I'll try to keep this short and concise (I timed out and don't want to try to rewrite everything.) I got Terragen 3 yesterday. I have a fairly outdated system (Intel Core 2 Duo E4500 processor running at 2.20GHz, with 2GB DDR RAM - two sticks of 1GB each.) Other basic details can be found in the second screenshot. I also run on 32-bit Windows 7, though I've heard that 64-bit is better. My expectations for system performance were pretty low to begin with. First thing I did, I made a basic mountain with a lowland in the horizon, midday, virtually no special effects or anything, no water, no clouds... and I rendered it at 1280x800 pixels, and after an hour or two, it popped out clean, quite realistic, and even astonished my brother (who majored in graphic design and loves 3D landscapes.) Admittedly, he might've been more astonished that I made it on this computer than anything else. Still, came out well, and it didn't even take as long as I expected.

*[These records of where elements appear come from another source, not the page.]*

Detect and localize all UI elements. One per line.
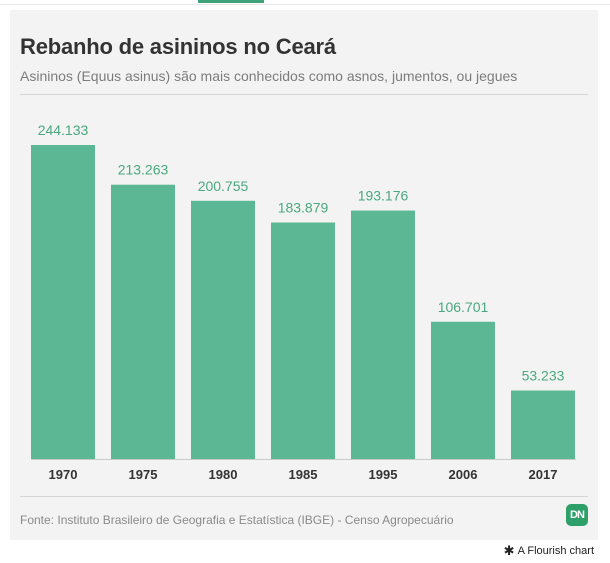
bar-1975[interactable]	[111, 184, 175, 459]
category-label-1975: 1975	[129, 467, 158, 482]
value-label-1970: 244.133	[38, 122, 89, 138]
top-divider	[0, 4, 610, 5]
bar-1985[interactable]	[271, 222, 335, 459]
value-label-2017: 53.233	[522, 368, 565, 384]
source-note: Fonte: Instituto Brasileiro de Geografia…	[20, 513, 454, 527]
bar-1995[interactable]	[351, 210, 415, 459]
bar-2017[interactable]	[511, 390, 575, 459]
header-divider	[20, 94, 588, 95]
category-label-2017: 2017	[529, 467, 558, 482]
flourish-credit-label: A Flourish chart	[517, 544, 594, 557]
bar-1980[interactable]	[191, 200, 255, 459]
chart-card: Rebanho de asininos no Ceará Asininos (E…	[10, 10, 598, 540]
category-label-1995: 1995	[369, 467, 398, 482]
bar-2006[interactable]	[431, 321, 495, 459]
bar-1970[interactable]	[31, 145, 95, 459]
value-label-1985: 183.879	[278, 199, 329, 215]
value-label-1975: 213.263	[118, 162, 169, 178]
footer-divider	[20, 496, 588, 497]
category-label-1980: 1980	[209, 467, 238, 482]
bar-chart: 244.133 1970 213.263 1975 200.755 1980 183.879…	[31, 122, 576, 482]
chart-title: Rebanho de asininos no Ceará	[20, 34, 336, 59]
flourish-credit-link[interactable]: ✱ A Flourish chart	[504, 544, 594, 557]
dn-logo: DN	[566, 504, 588, 526]
flourish-asterisk-icon: ✱	[503, 543, 515, 558]
category-label-2006: 2006	[449, 467, 478, 482]
category-label-1970: 1970	[49, 467, 78, 482]
category-label-1985: 1985	[289, 467, 318, 482]
value-label-1995: 193.176	[358, 188, 409, 204]
value-label-1980: 200.755	[198, 178, 249, 194]
top-accent-bar	[198, 0, 264, 3]
chart-subtitle: Asininos (Equus asinus) são mais conheci…	[20, 68, 518, 84]
value-label-2006: 106.701	[438, 299, 489, 315]
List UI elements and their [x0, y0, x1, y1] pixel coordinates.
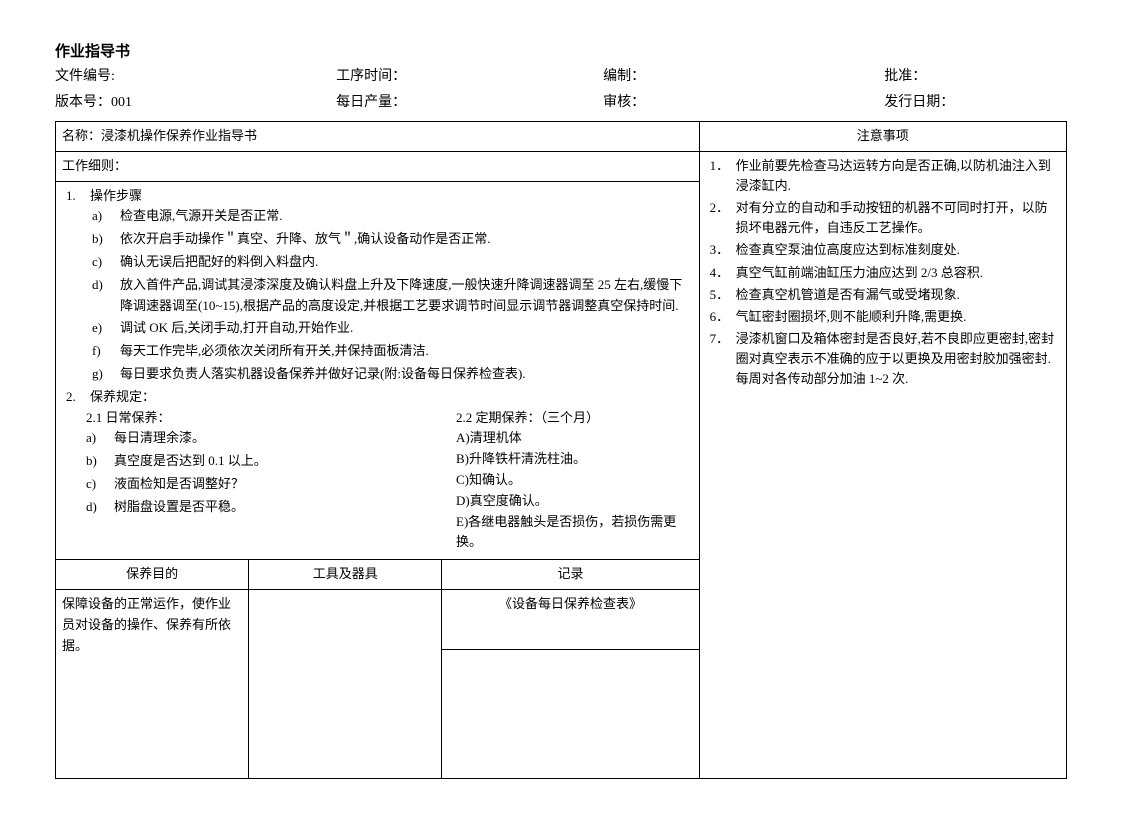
- work-detail-label: 工作细则：: [56, 151, 700, 181]
- work-detail-body: 1.操作步骤 a)检查电源,气源开关是否正常.b)依次开启手动操作＂真空、升降、…: [56, 181, 700, 560]
- notice-item: 3．检查真空泵油位高度应达到标准刻度处.: [710, 240, 1060, 260]
- meta-version: 版本号：001: [55, 91, 336, 111]
- periodic-item: D)真空度确认。: [456, 491, 693, 512]
- notice-item: 2．对有分立的自动和手动按钮的机器不可同时打开，以防损坏电器元件，自违反工艺操作…: [710, 198, 1060, 238]
- meta-approved: 批准：: [884, 65, 1067, 85]
- notice-item: 7．浸漆机窗口及箱体密封是否良好,若不良即应更密封,密封圈对真空表示不准确的应于…: [710, 329, 1060, 389]
- steps-title: 操作步骤: [90, 188, 142, 203]
- subheader-purpose: 保养目的: [56, 560, 249, 590]
- maint-title: 保养规定：: [90, 389, 155, 404]
- meta-row-1: 文件编号: 工序时间： 编制： 批准：: [55, 65, 1067, 85]
- empty-cell: [442, 649, 699, 778]
- step-item: c)确认无误后把配好的料倒入料盘内.: [92, 252, 693, 273]
- step-item: d)放入首件产品,调试其浸漆深度及确认料盘上升及下降速度,一般快速升降调速器调至…: [92, 275, 693, 317]
- periodic-item: B)升降铁杆清洗柱油。: [456, 449, 693, 470]
- meta-file-no: 文件编号:: [55, 65, 336, 85]
- step-item: b)依次开启手动操作＂真空、升降、放气＂,确认设备动作是否正常.: [92, 229, 693, 250]
- section-steps: 1.操作步骤 a)检查电源,气源开关是否正常.b)依次开启手动操作＂真空、升降、…: [66, 186, 693, 385]
- purpose-cell: 保障设备的正常运作，使作业员对设备的操作、保养有所依据。: [56, 589, 249, 778]
- section-maint: 2.保养规定： 2.1 日常保养： a)每日清理余漆。b)真空度是否达到 0.1…: [66, 387, 693, 553]
- document-title: 作业指导书: [55, 40, 1067, 61]
- step-item: e)调试 OK 后,关闭手动,打开自动,开始作业.: [92, 318, 693, 339]
- main-table: 名称：浸漆机操作保养作业指导书 注意事项 工作细则： 1．作业前要先检查马达运转…: [55, 121, 1067, 779]
- periodic-item: A)清理机体: [456, 428, 693, 449]
- meta-row-2: 版本号：001 每日产量： 审核： 发行日期：: [55, 91, 1067, 111]
- meta-issue-date: 发行日期：: [884, 91, 1067, 111]
- notice-item: 4．真空气缸前端油缸压力油应达到 2/3 总容积.: [710, 263, 1060, 283]
- step-item: a)检查电源,气源开关是否正常.: [92, 206, 693, 227]
- notice-item: 6．气缸密封圈损坏,则不能顺利升降,需更换.: [710, 307, 1060, 327]
- meta-prepared: 编制：: [603, 65, 884, 85]
- daily-item: b)真空度是否达到 0.1 以上。: [86, 451, 456, 472]
- daily-item: a)每日清理余漆。: [86, 428, 456, 449]
- record-cell: 《设备每日保养检查表》: [442, 589, 699, 649]
- meta-process-time: 工序时间：: [336, 65, 603, 85]
- periodic-title: 2.2 定期保养：（三个月）: [456, 408, 693, 429]
- subheader-tools: 工具及器具: [249, 560, 442, 590]
- daily-title: 2.1 日常保养：: [86, 408, 456, 429]
- meta-reviewed: 审核：: [603, 91, 884, 111]
- periodic-item: E)各继电器触头是否损伤，若损伤需更换。: [456, 512, 693, 554]
- step-item: g)每日要求负责人落实机器设备保养并做好记录(附:设备每日保养检查表).: [92, 364, 693, 385]
- daily-item: d)树脂盘设置是否平稳。: [86, 497, 456, 518]
- daily-item: c)液面检知是否调整好？: [86, 474, 456, 495]
- subheader-record: 记录: [442, 560, 699, 590]
- notice-title-cell: 注意事项: [699, 122, 1066, 152]
- notice-item: 1．作业前要先检查马达运转方向是否正确,以防机油注入到浸漆缸内.: [710, 156, 1060, 196]
- tools-cell: [249, 589, 442, 778]
- step-item: f)每天工作完毕,必须依次关闭所有开关,并保持面板清洁.: [92, 341, 693, 362]
- notice-body: 1．作业前要先检查马达运转方向是否正确,以防机油注入到浸漆缸内.2．对有分立的自…: [699, 151, 1066, 778]
- name-cell: 名称：浸漆机操作保养作业指导书: [56, 122, 700, 152]
- periodic-item: C)知确认。: [456, 470, 693, 491]
- meta-daily-output: 每日产量：: [336, 91, 603, 111]
- notice-item: 5．检查真空机管道是否有漏气或受堵现象.: [710, 285, 1060, 305]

Do note that I had worked a little with Terragen Classic before graduating to Terragen 3 (Free Version.) I tried adding water to that same first landscape, as well as some sun and atmosphere effects, tried rendering it, and I got the 'Not Responding' at the top of all the windows. I tried waiting it out, and after several hours of no response, I closed it and lost all progress. I started anew, did similar things, and it crashed. Turned out that it kept popping up with 'Not Responding' because I raised the memory subdiv cache from 400 to 800. I lowered it to 600, got the same result, so then I lowered it back to 400. Well, no more 'Not Responding' messages at the top of each window! However, there are still some concerns...
I made a new picture, one medium sized island in the middle of an ocean, sunset, some cloud coverage (volumetric cumulus and 2D cirrus), the clouds are set to max quality (my mistake, as I've read this wasn't necessary), have max reflectivity, almost perfectly still waters, a modest array of shaders, atmospheric effects, and lighting effects. Resolution is 1280x800 like the first render, the subdiv cache is back to 400MB, it's set to use 1-2 threads (maximum one thread per processor core), and many of the qualities are set highest or normal. Clouds are set to be 'Optimised.' The render preview was a burden on the CPU and memory, frequently maxing them out, and taking upwards of 30 minutes to come up to 80 quality. The terrain geometry is set to polygons. With how tough the render preview was on the system, I expected the final render to take quite some time and stress both the CPU and memory.
Well, over 15 hours into the render, now, and it looks the exact same as it did only 10 minutes in. Still lots of orange, sunset colored dots at the top... and pitch black rectangular patches at the bottom. I've paused and unpaused multiple times with no chance... The timer just continued from where it left off. Everything on the computer otherwise seems to be running smoothly. The processor seems to rarely get above 10%, usually hanging around 0%, usage when no one is actively using the computer, even if other programs are going like Vuze downloading a torrent, or Firefox just left on, or some other miscellaneous program going. The memory usage rarely goes above 60% usage, even when the computer is being actively used by someone. Perhaps more details could be discovered when looking over the first two screenshots I've attached. I'm also attaching a third screenshot showing the render advanced settings. Nothing special, really.
So, please, if someone has even an inkling of what might be going on, I would appreciate the feedback. I just don't understand why Terragen doesn't seem to be using hardly any CPU or memory, and doesn't seem to be making any progress, and yet nothing else seems amiss!
Side Note: I did get two error messages, "Unknown error occurred in a render thread," but these seem pretty generic and easy to ignore. I got four or five of them on the first render I mentioned that came out just fine. No warnings or further errors have come up since the very, very beginning of the render.